L’eco di quella storia terribile attraversò gli oceani e giunse assai forte in Italia dove il Partito comunista di Enrico Berlinguer, temendo uno «sbocco cileno» per la nostra fragile democrazia, varò la stagione del «compromesso storico» con la Dc.

Questo lo sfondo epocale del documentario di Moretti, che a un certo punto, intervistando uno degli aguzzini tutt’oggi incarcerato, dichiara tanto laconico quanto netto: «Io non sono imparziale». E lo ripete: «Io non sono imparziale». In effetti Santiago, Italia si tiene alla larga da qualsivoglia presunta «distanza» dai fatti, adottando piuttosto una prossimità solidale verso i testimoni, con il loro portato di emozioni e di sentimenti ancora vividi. I ricordi a tratti sfociano in commozione, strozzano la voce, danno adito a sguardi più loquaci di ogni parola.

Davanti alla macchina da presa si alternano i ragazzi di allora, la gioventù spezzata in un giorno; magari registi già noti all’epoca come Miguel Littín e lo stesso Guzmán, e artigiani operai avvocati professori giornalisti (incluso il torinese Paolo Hutter che, ventenne, era in Cile nell’estate del golpe). Tutti raccontano delle violenze subite nella famigerata Villa Grimaldi, dei soprusi, della paura, del coraggio del cardinale cattolico Raúl Silva Henríquez, e dell’eroismo di Allende: «Non ho natura di apostolo né di messia, né di martire. Sono un combattente sociale, non farò un passo indietro». Finché non tocca ai diplomatici italiani che nel 1973 lavoravano a Santiago. Quasi per caso, quei «giusti» decisero di offrire rifugio a centinaia di oppositori, che furono salvi dopo aver saltato il muro della nostra ambasciata.

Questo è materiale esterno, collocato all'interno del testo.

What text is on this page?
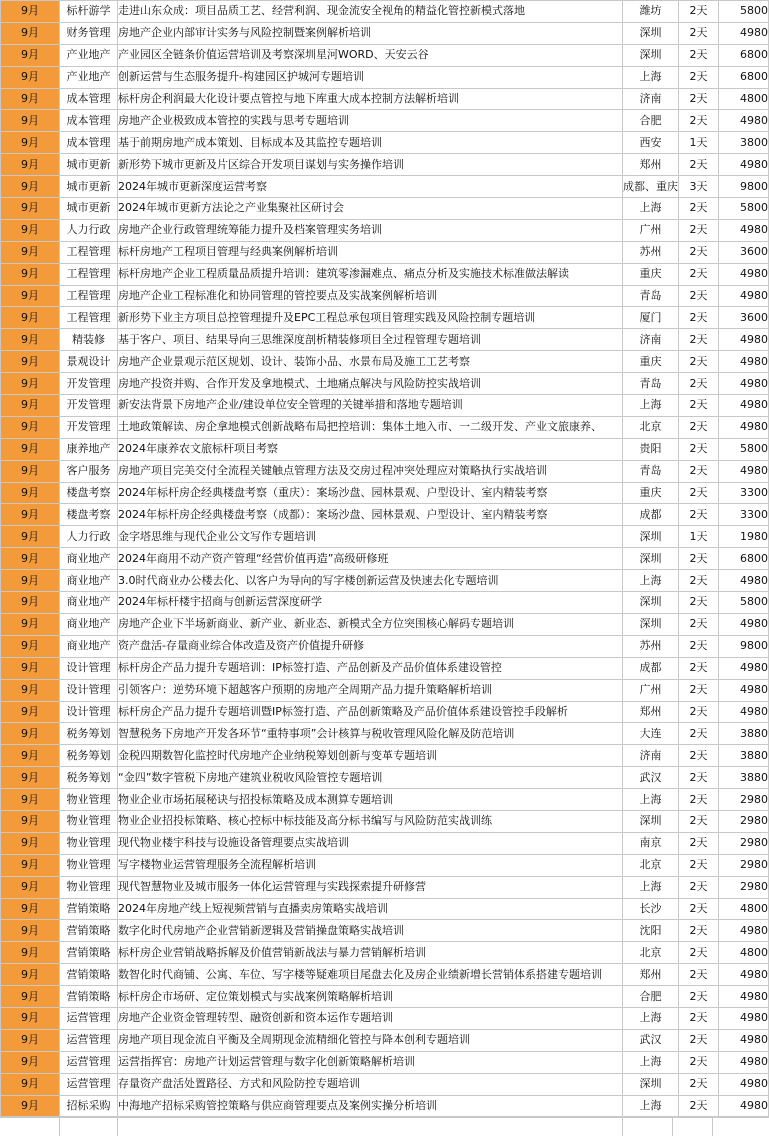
9月	标杆游学	走进山东众成：项目品质工艺、经营利润、现金流安全视角的精益化管控新模式落地	潍坊	2天	5800
9月	财务管理	房地产企业内部审计实务与风险控制暨案例解析培训	深圳	2天	4980
9月	产业地产	产业园区全链条价值运营培训及考察深圳星河WORD、天安云谷	深圳	2天	6800
9月	产业地产	创新运营与生态服务提升-构建园区护城河专题培训	上海	2天	6800
9月	成本管理	标杆房企利润最大化设计要点管控与地下库重大成本控制方法解析培训	济南	2天	4800
9月	成本管理	房地产企业极致成本管控的实践与思考专题培训	合肥	2天	4980
9月	成本管理	基于前期房地产成本策划、目标成本及其监控专题培训	西安	1天	3800
9月	城市更新	新形势下城市更新及片区综合开发项目谋划与实务操作培训	郑州	2天	4980
9月	城市更新	2024年城市更新深度运营考察	成都、重庆	3天	9800
9月	城市更新	2024年城市更新方法论之产业集聚社区研讨会	上海	2天	5800
9月	人力行政	房地产企业行政管理统筹能力提升及档案管理实务培训	广州	2天	4980
9月	工程管理	标杆房地产工程项目管理与经典案例解析培训	苏州	2天	3600
9月	工程管理	标杆房地产企业工程质量品质提升培训：建筑零渗漏难点、痛点分析及实施技术标准做法解读	重庆	2天	4980
9月	工程管理	房地产企业工程标准化和协同管理的管控要点及实战案例解析培训	青岛	2天	4980
9月	工程管理	新形势下业主方项目总控管理提升及EPC工程总承包项目管理实践及风险控制专题培训	厦门	2天	3600
9月	精装修	基于客户、项目、结果导向三思维深度剖析精装修项目全过程管理专题培训	济南	2天	4980
9月	景观设计	房地产企业景观示范区规划、设计、装饰小品、水景布局及施工工艺考察	重庆	2天	4980
9月	开发管理	房地产投资并购、合作开发及拿地模式、土地痛点解决与风险防控实战培训	青岛	2天	4980
9月	开发管理	新安法背景下房地产企业/建设单位安全管理的关键举措和落地专题培训	上海	2天	4980
9月	开发管理	土地政策解读、房企拿地模式创新战略布局把控培训：集体土地入市、一二级开发、产业文旅康养、	北京	2天	4980
9月	康养地产	2024年康养农文旅标杆项目考察	贵阳	2天	5800
9月	客户服务	房地产项目完美交付全流程关键触点管理方法及交房过程冲突处理应对策略执行实战培训	青岛	2天	4980
9月	楼盘考察	2024年标杆房企经典楼盘考察（重庆）：案场沙盘、园林景观、户型设计、室内精装考察	重庆	2天	3300
9月	楼盘考察	2024年标杆房企经典楼盘考察（成都）：案场沙盘、园林景观、户型设计、室内精装考察	成都	2天	3300
9月	人力行政	金字塔思维与现代企业公文写作专题培训	深圳	1天	1980
9月	商业地产	2024年商用不动产资产管理“经营价值再造”高级研修班	深圳	2天	6800
9月	商业地产	3.0时代商业办公楼去化、以客户为导向的写字楼创新运营及快速去化专题培训	上海	2天	4980
9月	商业地产	2024年标杆楼宇招商与创新运营深度研学	深圳	2天	5800
9月	商业地产	房地产企业下半场新商业、新产业、新业态、新模式全方位突围核心解码专题培训	深圳	2天	4980
9月	商业地产	资产盘活-存量商业综合体改造及资产价值提升研修	苏州	2天	9800
9月	设计管理	标杆房企产品力提升专题培训：IP标签打造、产品创新及产品价值体系建设管控	成都	2天	4980
9月	设计管理	引领客户：逆势环境下超越客户预期的房地产全周期产品力提升策略解析培训	广州	2天	4980
9月	设计管理	标杆房企产品力提升专题培训暨IP标签打造、产品创新策略及产品价值体系建设管控手段解析	郑州	2天	4980
9月	税务筹划	智慧税务下房地产开发各环节“重特事项”会计核算与税收管理风险化解及防范培训	大连	2天	3880
9月	税务筹划	金税四期数智化监控时代房地产企业纳税筹划创新与变革专题培训	济南	2天	3880
9月	税务筹划	“金四”数字管税下房地产建筑业税收风险管控专题培训	武汉	2天	3880
9月	物业管理	物业企业市场拓展秘诀与招投标策略及成本测算专题培训	上海	2天	2980
9月	物业管理	物业企业招投标策略、核心控标中标技能及高分标书编写与风险防范实战训练	深圳	2天	2980
9月	物业管理	现代物业楼宇科技与设施设备管理要点实战培训	南京	2天	2980
9月	物业管理	写字楼物业运营管理服务全流程解析培训	北京	2天	2980
9月	物业管理	现代智慧物业及城市服务一体化运营管理与实践探索提升研修营	上海	2天	2980
9月	营销策略	2024年房地产线上短视频营销与直播卖房策略实战培训	长沙	2天	4800
9月	营销策略	数字化时代房地产企业营销新逻辑及营销操盘策略实战培训	沈阳	2天	4980
9月	营销策略	标杆房企业营销战略拆解及价值营销新战法与暴力营销解析培训	北京	2天	4800
9月	营销策略	数智化时代商铺、公寓、车位、写字楼等疑难项目尾盘去化及房企业绩新增长营销体系搭建专题培训	郑州	2天	4980
9月	营销策略	标杆房企市场研、定位策划模式与实战案例策略解析培训	合肥	2天	4980
9月	运营管理	房地产企业资金管理转型、融资创新和资本运作专题培训	上海	2天	4980
9月	运营管理	房地产项目现金流自平衡及全周期现金流精细化管控与降本创利专题培训	武汉	2天	4980
9月	运营管理	运营指挥官：房地产计划运营管理与数字化创新策略解析培训	上海	2天	4980
9月	运营管理	存量资产盘活处置路径、方式和风险防控专题培训	深圳	2天	4980
9月	招标采购	中海地产招标采购管控策略与供应商管理要点及案例实操分析培训	上海	2天	4980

Santiago, già Italia... E Italia fu per coloro che dopo un po’ la raggiunsero, convinti magari di riuscire a tornare in patria di lì a poco, destinati invece alla «doppia identità» - una ricchezza, dicono i cileni -, a una vita da emigrati a Modena, Roma, Milano o altrove nella Penisola. Profughi ben accolti, circondati dall’affetto e dalla generosità degli italiani che li aiutarono nella ricerca di un lavoro o della casa. Era un orizzonte scandito dalle musiche di Violeta Parra o degli Inti Illimani (El pueblo unido jamás será vencido), dalla solidarietà di Gian Maria Volontè e dai versi di Pablo Neruda, grande amico di Allende, morto il 23 settembre 1973.

Quell’orizzonte è scomparso. Non restano che memorie quasi impotenti rispetto all’assembrarsi dei rancori o dell’odio intorno all’esule o finanche al naufrago di oggi, sia siriano, africano, pachistano. È il «sovranismo psichico» degli italiani arrabbiati, impauriti e impoveriti, secondo la locuzione coniata dal Censis nel suo rapporto annuale, diffuso ieri. Una cattiveria - sostiene il Censis - che gli italiani alimentano nel (vano) tentativo di sottrarsi alla delusione per la mancata ripresa economica, e che rivolgono contro gli extracomunitari. L’arcaico paradigma del capro espiatorio.

Scrutando da una terrazza le alte vette innevate che circondano Santiago del Cile, Nanni Moretti con questo questo film struggente e militante, bellissimo, in fondo aggiorna una sua celebre frase: «Continuiamo così, facciamoci del male».